The ideal pharmacokinetic properties for an antimalarial have been much debated. Rapid
elimination ensures that the residual concentrations do not provide a selective filter
for resistant parasites; but drugs with this property (if used alone) must be given for at
least 7 days, and adherence to 7-day regimens is poor. In order to be effective in a 3-day
regimen, elimination half-lives usually need to exceed 24 h. Combinations of artemisinin
derivatives (which are eliminated very rapidly) given for 3 days, with a slowly eliminated
drug, such as mefloquine, provide complete protection against the emergence of resistance
to the artemisinin derivatives if adherence is good, but they do leave the slowly eliminated
“tail” of mefloquine unprotected. Perhaps resistance could arise within the residual
parasites that have not yet been killed by the artemisinin derivative. However, the number
of parasites exposed to mefloquine alone is a tiny fraction (less than 0.00001%) of those
present in the acute symptomatic infection. Furthermore, these residual parasites “see” A6
relatively high levels of mefloquine and, even if susceptibility was reduced, these levels
may be sufficient to eradicate the infection (Fig. A6.2). The long mefloquine tail does,
however, provide a selective filter for resistant parasites acquired from elsewhere, and,
therefore, contributes to the spread of resistance once it has developed.

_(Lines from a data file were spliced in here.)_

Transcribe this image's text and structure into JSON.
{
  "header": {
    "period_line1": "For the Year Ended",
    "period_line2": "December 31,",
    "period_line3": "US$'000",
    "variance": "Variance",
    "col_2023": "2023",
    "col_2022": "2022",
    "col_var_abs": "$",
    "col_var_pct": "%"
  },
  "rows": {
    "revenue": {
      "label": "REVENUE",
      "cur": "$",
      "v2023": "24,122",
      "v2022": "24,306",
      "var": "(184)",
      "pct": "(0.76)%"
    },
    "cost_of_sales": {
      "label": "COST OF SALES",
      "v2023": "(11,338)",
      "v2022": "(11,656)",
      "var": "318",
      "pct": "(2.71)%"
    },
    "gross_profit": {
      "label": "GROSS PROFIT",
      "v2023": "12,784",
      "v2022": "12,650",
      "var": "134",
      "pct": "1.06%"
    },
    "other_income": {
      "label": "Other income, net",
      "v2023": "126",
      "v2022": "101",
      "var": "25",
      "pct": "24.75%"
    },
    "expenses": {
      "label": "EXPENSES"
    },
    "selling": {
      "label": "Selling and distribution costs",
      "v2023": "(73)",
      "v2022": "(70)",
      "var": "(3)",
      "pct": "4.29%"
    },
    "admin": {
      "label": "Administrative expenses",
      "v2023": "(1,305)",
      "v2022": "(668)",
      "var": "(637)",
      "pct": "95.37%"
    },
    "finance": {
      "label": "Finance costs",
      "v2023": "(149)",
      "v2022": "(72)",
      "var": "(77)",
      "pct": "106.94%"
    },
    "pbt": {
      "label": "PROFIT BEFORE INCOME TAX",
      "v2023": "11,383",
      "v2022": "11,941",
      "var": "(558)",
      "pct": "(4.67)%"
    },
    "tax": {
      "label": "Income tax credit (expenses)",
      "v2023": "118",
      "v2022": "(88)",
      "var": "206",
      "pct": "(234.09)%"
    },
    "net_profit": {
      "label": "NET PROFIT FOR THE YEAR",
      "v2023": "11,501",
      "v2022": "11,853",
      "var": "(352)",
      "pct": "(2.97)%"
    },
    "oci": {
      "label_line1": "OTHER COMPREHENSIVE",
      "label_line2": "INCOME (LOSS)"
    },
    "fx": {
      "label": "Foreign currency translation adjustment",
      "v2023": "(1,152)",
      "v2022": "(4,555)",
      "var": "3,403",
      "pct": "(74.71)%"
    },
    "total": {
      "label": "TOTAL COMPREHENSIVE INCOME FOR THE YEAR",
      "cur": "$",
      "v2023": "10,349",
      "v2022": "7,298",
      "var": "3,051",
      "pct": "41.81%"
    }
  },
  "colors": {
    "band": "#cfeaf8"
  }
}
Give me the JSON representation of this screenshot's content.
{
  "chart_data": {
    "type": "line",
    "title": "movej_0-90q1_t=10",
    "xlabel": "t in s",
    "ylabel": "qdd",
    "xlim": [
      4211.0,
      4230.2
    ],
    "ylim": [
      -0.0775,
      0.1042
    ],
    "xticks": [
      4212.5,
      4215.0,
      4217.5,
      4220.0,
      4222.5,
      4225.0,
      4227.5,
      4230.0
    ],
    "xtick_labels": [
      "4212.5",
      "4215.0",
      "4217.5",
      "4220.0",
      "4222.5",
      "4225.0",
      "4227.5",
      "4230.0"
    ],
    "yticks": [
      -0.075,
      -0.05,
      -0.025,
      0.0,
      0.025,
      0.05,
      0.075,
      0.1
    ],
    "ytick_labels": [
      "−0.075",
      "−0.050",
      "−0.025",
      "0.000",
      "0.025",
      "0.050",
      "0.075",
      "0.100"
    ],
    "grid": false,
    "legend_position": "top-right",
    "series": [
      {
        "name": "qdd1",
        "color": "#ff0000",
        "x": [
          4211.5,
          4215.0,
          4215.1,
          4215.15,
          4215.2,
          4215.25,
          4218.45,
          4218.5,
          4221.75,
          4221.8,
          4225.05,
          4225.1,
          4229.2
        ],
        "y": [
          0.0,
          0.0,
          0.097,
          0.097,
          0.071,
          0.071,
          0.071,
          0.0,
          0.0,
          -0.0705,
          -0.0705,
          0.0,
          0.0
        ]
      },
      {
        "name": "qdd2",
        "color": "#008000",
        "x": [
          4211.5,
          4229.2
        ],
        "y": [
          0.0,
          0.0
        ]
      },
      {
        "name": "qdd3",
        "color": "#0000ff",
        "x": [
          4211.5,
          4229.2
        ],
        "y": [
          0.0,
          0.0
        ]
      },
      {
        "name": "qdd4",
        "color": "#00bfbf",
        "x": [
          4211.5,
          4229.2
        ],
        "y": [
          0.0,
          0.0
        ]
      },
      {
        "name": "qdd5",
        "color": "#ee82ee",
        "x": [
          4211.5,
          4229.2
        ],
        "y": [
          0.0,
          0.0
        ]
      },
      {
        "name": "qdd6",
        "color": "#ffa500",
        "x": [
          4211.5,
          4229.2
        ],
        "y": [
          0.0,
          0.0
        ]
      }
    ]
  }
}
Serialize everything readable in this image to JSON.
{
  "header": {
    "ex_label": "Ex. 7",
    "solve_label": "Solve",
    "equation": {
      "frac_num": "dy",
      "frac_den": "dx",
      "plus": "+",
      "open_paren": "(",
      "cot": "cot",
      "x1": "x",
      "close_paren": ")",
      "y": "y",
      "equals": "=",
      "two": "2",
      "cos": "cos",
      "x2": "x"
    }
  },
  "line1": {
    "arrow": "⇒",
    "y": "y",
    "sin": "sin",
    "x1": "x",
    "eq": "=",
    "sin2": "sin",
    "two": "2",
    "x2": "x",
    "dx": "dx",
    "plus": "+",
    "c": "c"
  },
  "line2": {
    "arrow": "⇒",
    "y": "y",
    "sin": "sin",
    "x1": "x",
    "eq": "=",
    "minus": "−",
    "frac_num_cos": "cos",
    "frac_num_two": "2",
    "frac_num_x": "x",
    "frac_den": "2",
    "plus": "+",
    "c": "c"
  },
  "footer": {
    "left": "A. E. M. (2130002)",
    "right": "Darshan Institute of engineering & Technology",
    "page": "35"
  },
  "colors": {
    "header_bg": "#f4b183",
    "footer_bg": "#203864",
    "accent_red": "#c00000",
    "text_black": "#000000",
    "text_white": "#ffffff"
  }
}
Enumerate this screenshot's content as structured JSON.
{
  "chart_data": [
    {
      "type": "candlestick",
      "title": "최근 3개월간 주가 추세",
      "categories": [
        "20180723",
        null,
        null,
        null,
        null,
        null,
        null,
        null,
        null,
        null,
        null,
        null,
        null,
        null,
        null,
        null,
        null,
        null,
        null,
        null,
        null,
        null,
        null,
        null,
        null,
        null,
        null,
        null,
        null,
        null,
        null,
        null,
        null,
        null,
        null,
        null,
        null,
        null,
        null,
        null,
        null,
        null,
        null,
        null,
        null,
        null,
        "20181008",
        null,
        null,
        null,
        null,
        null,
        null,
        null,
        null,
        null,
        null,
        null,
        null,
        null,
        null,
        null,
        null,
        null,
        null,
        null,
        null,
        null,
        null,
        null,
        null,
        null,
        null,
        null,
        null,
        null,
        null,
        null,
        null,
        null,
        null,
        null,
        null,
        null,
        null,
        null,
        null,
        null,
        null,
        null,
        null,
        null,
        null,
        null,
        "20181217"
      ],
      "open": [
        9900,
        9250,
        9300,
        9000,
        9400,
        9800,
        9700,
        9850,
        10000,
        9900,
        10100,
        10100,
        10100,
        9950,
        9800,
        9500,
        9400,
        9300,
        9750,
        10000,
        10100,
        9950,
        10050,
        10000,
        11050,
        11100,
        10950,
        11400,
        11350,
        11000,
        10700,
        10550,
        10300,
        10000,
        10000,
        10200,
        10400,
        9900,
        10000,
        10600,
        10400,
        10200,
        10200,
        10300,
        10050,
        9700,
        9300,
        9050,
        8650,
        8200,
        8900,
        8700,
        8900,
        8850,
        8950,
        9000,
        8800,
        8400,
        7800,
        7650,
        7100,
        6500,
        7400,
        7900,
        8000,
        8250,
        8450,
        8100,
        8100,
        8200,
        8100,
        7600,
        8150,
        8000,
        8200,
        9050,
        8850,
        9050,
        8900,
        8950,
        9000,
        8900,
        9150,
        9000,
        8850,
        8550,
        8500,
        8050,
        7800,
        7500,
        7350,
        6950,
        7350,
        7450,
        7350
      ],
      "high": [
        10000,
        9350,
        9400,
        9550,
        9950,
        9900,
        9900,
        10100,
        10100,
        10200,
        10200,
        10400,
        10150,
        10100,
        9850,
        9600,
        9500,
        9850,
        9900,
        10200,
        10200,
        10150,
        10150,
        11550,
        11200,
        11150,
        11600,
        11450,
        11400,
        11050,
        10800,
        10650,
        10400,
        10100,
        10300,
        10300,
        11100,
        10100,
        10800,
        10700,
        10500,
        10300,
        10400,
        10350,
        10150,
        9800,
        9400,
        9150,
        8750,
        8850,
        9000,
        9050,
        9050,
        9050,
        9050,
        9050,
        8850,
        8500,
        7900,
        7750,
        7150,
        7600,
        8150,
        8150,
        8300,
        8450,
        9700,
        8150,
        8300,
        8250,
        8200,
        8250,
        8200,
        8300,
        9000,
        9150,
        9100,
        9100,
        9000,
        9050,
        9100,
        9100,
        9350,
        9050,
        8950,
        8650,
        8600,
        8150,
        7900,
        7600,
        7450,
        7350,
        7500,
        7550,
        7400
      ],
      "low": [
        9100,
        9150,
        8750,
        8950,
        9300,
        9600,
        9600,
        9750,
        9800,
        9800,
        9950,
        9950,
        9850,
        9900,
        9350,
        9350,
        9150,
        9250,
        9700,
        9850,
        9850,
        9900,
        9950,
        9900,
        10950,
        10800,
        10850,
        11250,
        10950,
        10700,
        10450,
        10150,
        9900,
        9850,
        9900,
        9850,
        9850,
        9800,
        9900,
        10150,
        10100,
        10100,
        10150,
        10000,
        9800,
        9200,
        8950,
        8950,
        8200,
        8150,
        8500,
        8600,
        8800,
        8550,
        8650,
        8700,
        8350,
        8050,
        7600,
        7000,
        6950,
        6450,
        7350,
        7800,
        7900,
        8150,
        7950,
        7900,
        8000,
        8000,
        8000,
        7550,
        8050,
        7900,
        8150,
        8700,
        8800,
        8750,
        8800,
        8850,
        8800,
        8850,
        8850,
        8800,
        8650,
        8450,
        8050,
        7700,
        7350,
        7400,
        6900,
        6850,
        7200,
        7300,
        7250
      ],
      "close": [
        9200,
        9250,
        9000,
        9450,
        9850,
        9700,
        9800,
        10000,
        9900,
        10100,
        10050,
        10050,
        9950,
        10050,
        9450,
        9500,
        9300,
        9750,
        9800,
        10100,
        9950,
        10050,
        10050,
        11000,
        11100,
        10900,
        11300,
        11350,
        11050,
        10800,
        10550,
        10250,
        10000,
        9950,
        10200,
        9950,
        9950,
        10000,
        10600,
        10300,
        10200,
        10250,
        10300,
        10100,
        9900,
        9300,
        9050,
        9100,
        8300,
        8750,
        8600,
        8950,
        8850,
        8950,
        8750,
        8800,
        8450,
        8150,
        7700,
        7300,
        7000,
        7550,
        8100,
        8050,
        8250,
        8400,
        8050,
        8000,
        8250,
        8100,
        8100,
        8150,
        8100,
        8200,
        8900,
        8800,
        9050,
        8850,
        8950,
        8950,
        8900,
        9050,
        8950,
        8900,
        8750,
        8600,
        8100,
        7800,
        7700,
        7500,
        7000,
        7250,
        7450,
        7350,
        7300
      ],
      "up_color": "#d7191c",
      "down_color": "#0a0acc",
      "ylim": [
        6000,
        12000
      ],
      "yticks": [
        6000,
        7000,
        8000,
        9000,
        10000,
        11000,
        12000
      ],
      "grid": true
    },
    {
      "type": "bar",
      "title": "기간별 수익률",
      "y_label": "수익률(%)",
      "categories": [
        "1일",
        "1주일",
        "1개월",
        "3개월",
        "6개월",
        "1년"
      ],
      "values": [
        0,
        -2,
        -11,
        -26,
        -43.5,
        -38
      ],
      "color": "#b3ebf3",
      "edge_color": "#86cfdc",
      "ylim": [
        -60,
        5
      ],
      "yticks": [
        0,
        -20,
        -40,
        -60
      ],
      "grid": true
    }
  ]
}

Yet on the north-
west border of Thailand, an area of low transmission where mefloquine resistance had
already developed, systematic deployment of the artesunate-mefloquine combination was
dramatically effective in stopping resistance and also in reducing the incidence of malaria
(25,26). This strategy is thought to be effective at preventing the de novo emergence of
resistance at higher levels of transmission, where high-biomass infections still constitutes
the major source of de novo resistance.